Boise asked Rainier if there was enough urban wood waste available to source and whether the company could produce a chunk to meet precise manufacturing requirements. The answer to both was yes, so Boise hired Marathon Wood Recovery, also of Auburn, to source the wood and Rainier has an exclusive contract to process up to 12,500 tons a month for the HomePlate product. Rainier’s new Auburn plant is a 60,000 square-foot facility located on ten acres. In a way, the facility itself is recycled – it formerly was a concrete pipe factory.
Stationary equipment at the Auburn plant preprocesses the urban wood for use by Boise at its new Architectural Products Mill located in Satsop. Marathon Wood Recovery sources wood from throughout western and central Washington. Feedstock is currently limited to urban dimensional wood and does not include particleboard. Wood arrives in commercial van trucks, waste hauler dumpsters, large end-dumps, walking floors, smaller flat beds and service trucks. After being weighed, inspected and dumped, it is fed onto the feed conveyor, which drops onto a pick line with up to six employees who remove contaminants and unsuitable wood types such as particleboard. Clean wood not requiring sorting is put on a separate in-feed conveyor that bypasses the pick line. Both in-feed conveyors are fed with excavators equipped with a grapple.
A 48-inch conveyor belt delivers the sorted wood to the primary processor – an electric powered Universal Refiner machine -that chips the wood waste to about a 12-inch minus size. It is discharged onto a belt equipped with the first of four head pulley magnets that remove metal throughout the continuous flow process system.

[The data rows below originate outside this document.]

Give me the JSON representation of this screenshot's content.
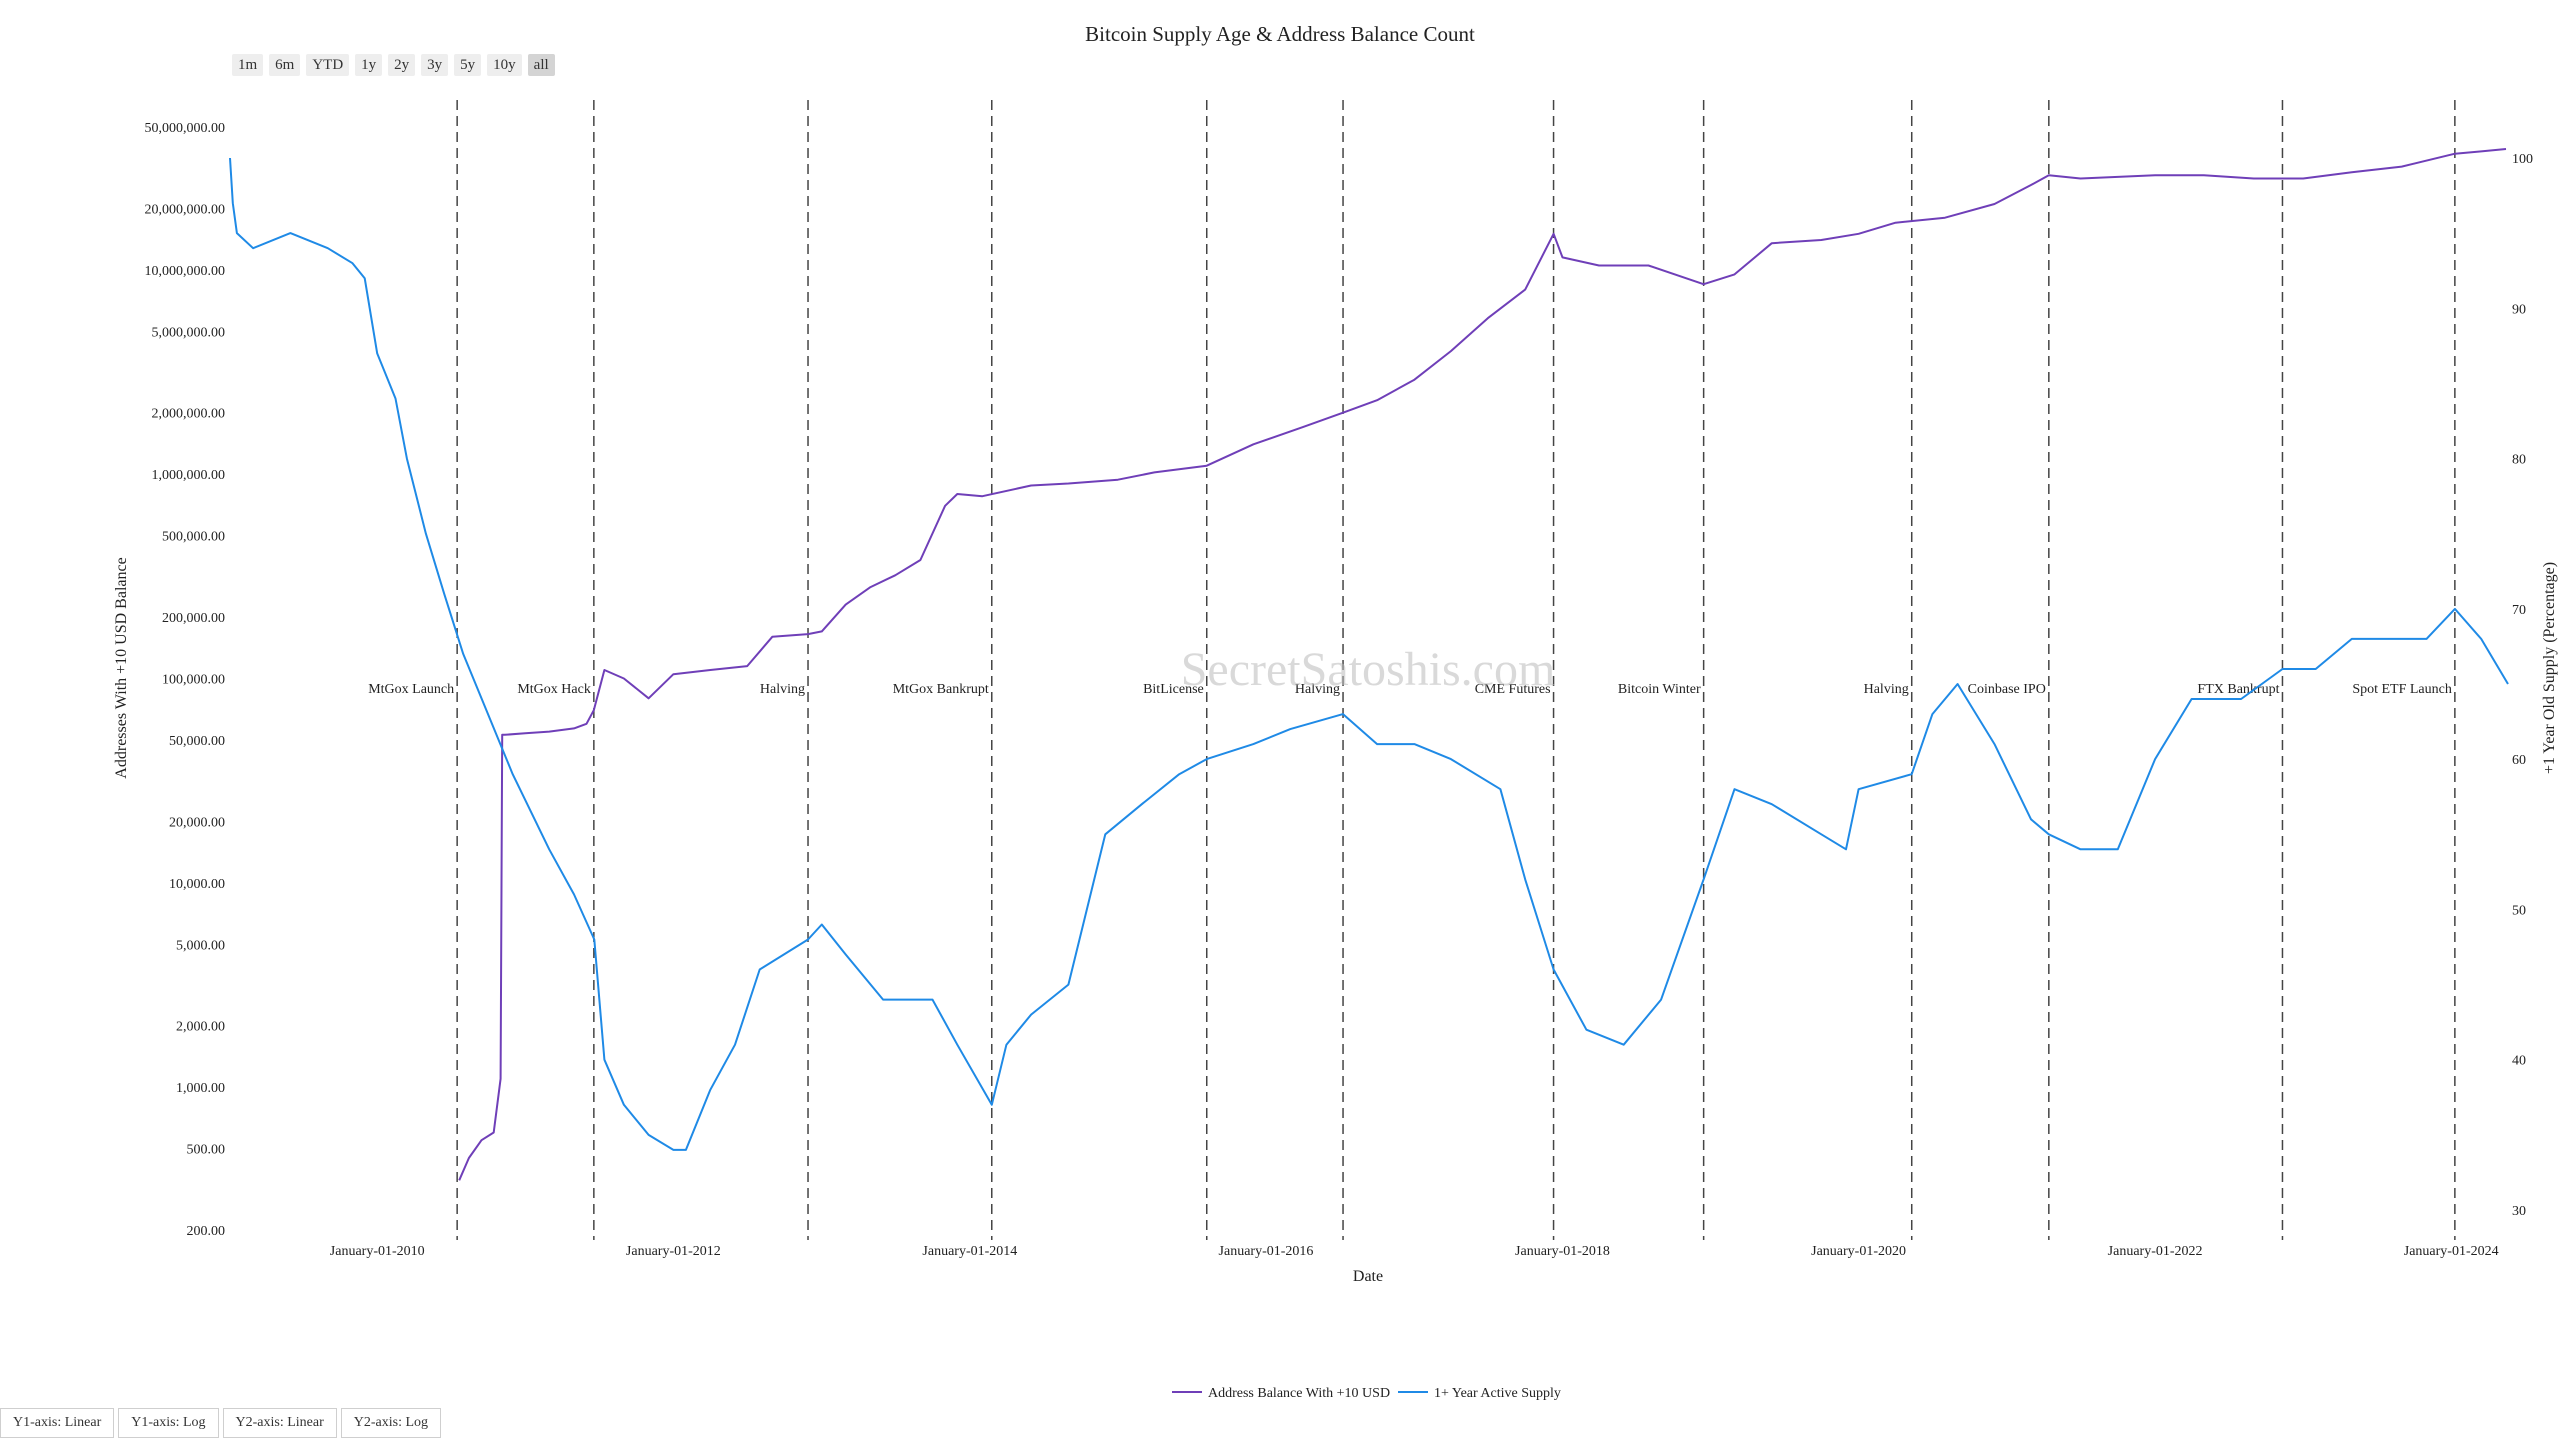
{
  "range_buttons": [
    {
      "label": "1m",
      "active": false
    },
    {
      "label": "6m",
      "active": false
    },
    {
      "label": "YTD",
      "active": false
    },
    {
      "label": "1y",
      "active": false
    },
    {
      "label": "2y",
      "active": false
    },
    {
      "label": "3y",
      "active": false
    },
    {
      "label": "5y",
      "active": false
    },
    {
      "label": "10y",
      "active": false
    },
    {
      "label": "all",
      "active": true
    }
  ],
  "axis_buttons": [
    "Y1-axis: Linear",
    "Y1-axis: Log",
    "Y2-axis: Linear",
    "Y2-axis: Log"
  ],
  "watermark": "SecretSatoshis.com",
  "chart_data": {
    "type": "line",
    "title": "Bitcoin Supply Age & Address Balance Count",
    "xlabel": "Date",
    "ylabel": "Addresses With +10 USD Balance",
    "y2label": "+1 Year Old Supply (Percentage)",
    "xlim": [
      "2009-01-03",
      "2024-05-20"
    ],
    "ylim": [
      200,
      50000000
    ],
    "y_scale": "log",
    "y2lim": [
      30,
      100
    ],
    "y2_scale": "linear",
    "grid": false,
    "legend_position": "bottom-center",
    "x_ticks": [
      "January-01-2010",
      "January-01-2012",
      "January-01-2014",
      "January-01-2016",
      "January-01-2018",
      "January-01-2020",
      "January-01-2022",
      "January-01-2024"
    ],
    "y_ticks": [
      "200.00",
      "500.00",
      "1,000.00",
      "2,000.00",
      "5,000.00",
      "10,000.00",
      "20,000.00",
      "50,000.00",
      "100,000.00",
      "200,000.00",
      "500,000.00",
      "1,000,000.00",
      "2,000,000.00",
      "5,000,000.00",
      "10,000,000.00",
      "20,000,000.00",
      "50,000,000.00"
    ],
    "y2_ticks": [
      "30",
      "40",
      "50",
      "60",
      "70",
      "80",
      "90",
      "100"
    ],
    "events": [
      {
        "date": "2010-07-17",
        "label": "MtGox Launch"
      },
      {
        "date": "2011-06-19",
        "label": "MtGox Hack"
      },
      {
        "date": "2012-11-28",
        "label": "Halving"
      },
      {
        "date": "2014-02-24",
        "label": "MtGox Bankrupt"
      },
      {
        "date": "2015-08-08",
        "label": "BitLicense"
      },
      {
        "date": "2016-07-09",
        "label": "Halving"
      },
      {
        "date": "2017-12-10",
        "label": "CME Futures"
      },
      {
        "date": "2018-12-15",
        "label": "Bitcoin Winter"
      },
      {
        "date": "2020-05-11",
        "label": "Halving"
      },
      {
        "date": "2021-04-14",
        "label": "Coinbase IPO"
      },
      {
        "date": "2022-11-11",
        "label": "FTX Bankrupt"
      },
      {
        "date": "2024-01-10",
        "label": "Spot ETF Launch"
      }
    ],
    "series": [
      {
        "name": "Address Balance With +10 USD",
        "axis": "y1",
        "color": "#6f3fb8",
        "x": [
          "2010-07-22",
          "2010-08-15",
          "2010-09-15",
          "2010-10-15",
          "2010-11-01",
          "2010-11-05",
          "2010-11-10",
          "2010-11-12",
          "2011-01-01",
          "2011-03-01",
          "2011-05-01",
          "2011-06-01",
          "2011-06-19",
          "2011-07-15",
          "2011-09-01",
          "2011-11-01",
          "2012-01-01",
          "2012-04-01",
          "2012-07-01",
          "2012-09-01",
          "2012-11-28",
          "2013-01-01",
          "2013-03-01",
          "2013-05-01",
          "2013-07-01",
          "2013-09-01",
          "2013-11-01",
          "2013-12-01",
          "2014-02-01",
          "2014-06-01",
          "2014-09-01",
          "2015-01-01",
          "2015-04-01",
          "2015-08-08",
          "2015-12-01",
          "2016-04-01",
          "2016-07-09",
          "2016-10-01",
          "2017-01-01",
          "2017-04-01",
          "2017-07-01",
          "2017-10-01",
          "2017-12-10",
          "2018-01-01",
          "2018-04-01",
          "2018-08-01",
          "2018-12-15",
          "2019-03-01",
          "2019-06-01",
          "2019-10-01",
          "2020-01-01",
          "2020-04-01",
          "2020-08-01",
          "2020-12-01",
          "2021-03-01",
          "2021-04-14",
          "2021-07-01",
          "2021-10-01",
          "2022-01-01",
          "2022-05-01",
          "2022-09-01",
          "2023-01-01",
          "2023-05-01",
          "2023-09-01",
          "2024-01-10",
          "2024-03-15",
          "2024-05-15"
        ],
        "values": [
          350,
          450,
          550,
          600,
          1100,
          53000,
          53000,
          53000,
          54000,
          55000,
          57000,
          60000,
          70000,
          110000,
          100000,
          80000,
          105000,
          110000,
          115000,
          160000,
          165000,
          170000,
          230000,
          280000,
          320000,
          380000,
          700000,
          800000,
          780000,
          880000,
          900000,
          940000,
          1020000,
          1100000,
          1400000,
          1700000,
          2000000,
          2300000,
          2900000,
          4000000,
          5800000,
          8000000,
          15000000,
          11500000,
          10500000,
          10500000,
          8500000,
          9500000,
          13500000,
          14000000,
          15000000,
          17000000,
          18000000,
          21000000,
          26000000,
          29000000,
          28000000,
          28500000,
          29000000,
          29000000,
          28000000,
          28000000,
          30000000,
          32000000,
          37000000,
          38000000,
          39000000
        ]
      },
      {
        "name": "1+ Year Active Supply",
        "axis": "y2",
        "color": "#1f8ae6",
        "x": [
          "2009-01-03",
          "2009-01-10",
          "2009-01-20",
          "2009-03-01",
          "2009-06-01",
          "2009-09-01",
          "2009-11-01",
          "2009-12-01",
          "2010-01-01",
          "2010-02-15",
          "2010-03-15",
          "2010-05-01",
          "2010-06-15",
          "2010-08-01",
          "2010-10-01",
          "2010-12-01",
          "2011-03-01",
          "2011-05-01",
          "2011-06-20",
          "2011-07-15",
          "2011-09-01",
          "2011-11-01",
          "2012-01-01",
          "2012-02-01",
          "2012-04-01",
          "2012-06-01",
          "2012-08-01",
          "2012-11-28",
          "2013-01-01",
          "2013-03-01",
          "2013-06-01",
          "2013-10-01",
          "2013-12-01",
          "2014-02-24",
          "2014-04-01",
          "2014-06-01",
          "2014-09-01",
          "2014-12-01",
          "2015-03-01",
          "2015-06-01",
          "2015-08-08",
          "2015-12-01",
          "2016-03-01",
          "2016-07-09",
          "2016-10-01",
          "2017-01-01",
          "2017-04-01",
          "2017-08-01",
          "2017-10-01",
          "2017-12-10",
          "2018-03-01",
          "2018-06-01",
          "2018-09-01",
          "2018-12-15",
          "2019-03-01",
          "2019-06-01",
          "2019-10-01",
          "2019-12-01",
          "2020-01-01",
          "2020-05-11",
          "2020-07-01",
          "2020-09-01",
          "2020-12-01",
          "2021-03-01",
          "2021-04-14",
          "2021-07-01",
          "2021-10-01",
          "2022-01-01",
          "2022-04-01",
          "2022-08-01",
          "2022-11-11",
          "2023-02-01",
          "2023-05-01",
          "2023-08-01",
          "2023-11-01",
          "2024-01-10",
          "2024-03-15",
          "2024-05-20"
        ],
        "values": [
          100,
          97,
          95,
          94,
          95,
          94,
          93,
          92,
          87,
          84,
          80,
          75,
          71,
          67,
          63,
          59,
          54,
          51,
          48,
          40,
          37,
          35,
          34,
          34,
          38,
          41,
          46,
          48,
          49,
          47,
          44,
          44,
          41,
          37,
          41,
          43,
          45,
          55,
          57,
          59,
          60,
          61,
          62,
          63,
          61,
          61,
          60,
          58,
          52,
          46,
          42,
          41,
          44,
          52,
          58,
          57,
          55,
          54,
          58,
          59,
          63,
          65,
          61,
          56,
          55,
          54,
          54,
          60,
          64,
          64,
          66,
          66,
          68,
          68,
          68,
          70,
          68,
          65
        ]
      }
    ]
  }
}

Chipped wood then passes through a series of Debris Roll Screens® manufactured by Bulk Handling Systems of Eugene, Oregon. A smaller set screens off 2-inch minus material and a larger set redirects 9-inch and larger material back to be rechipped. This screening process yields about a 70 percent recovery rate that meets Boise’s exacting 2-inch by 8-inch product size requirement. A total of five screen decks was used to match the production of the chipper. The complete system has a total throughput of 52 tons/hour. The final overhead magnet removes chunks of wood with nails embedded in them. The material shipped to the Boise Plant in Satsop is loaded onto chip van trucks with a quick-load chain conveyor and the fines, or residual hog fuel, are conveyed into overhead chip bins that trucks drive under to be loaded.
BUSINESS OUTLOOK
Rainier continues to grow and remain flexible in a dynamic wood products market. Bennett notes that his philosophy is “very basic – focus on your customer, buy the best equipment, and treat every employee like family.”
As to the future, Bennett explains that part of the fun of business is figuring out the next challenge. He notes that opportunities beckon in Canada and California. The beauty of mobile grinders is that they can follow the market. And Rainier looks forward to continuing a productive relationship with Boise Cascade as that company implements its strategy to open new HomePlate plants nationwide.
Julie Burman is a freelance writer living on Vashon Island. From 1991-1994 she was the assistant director of the Clean Washington Center.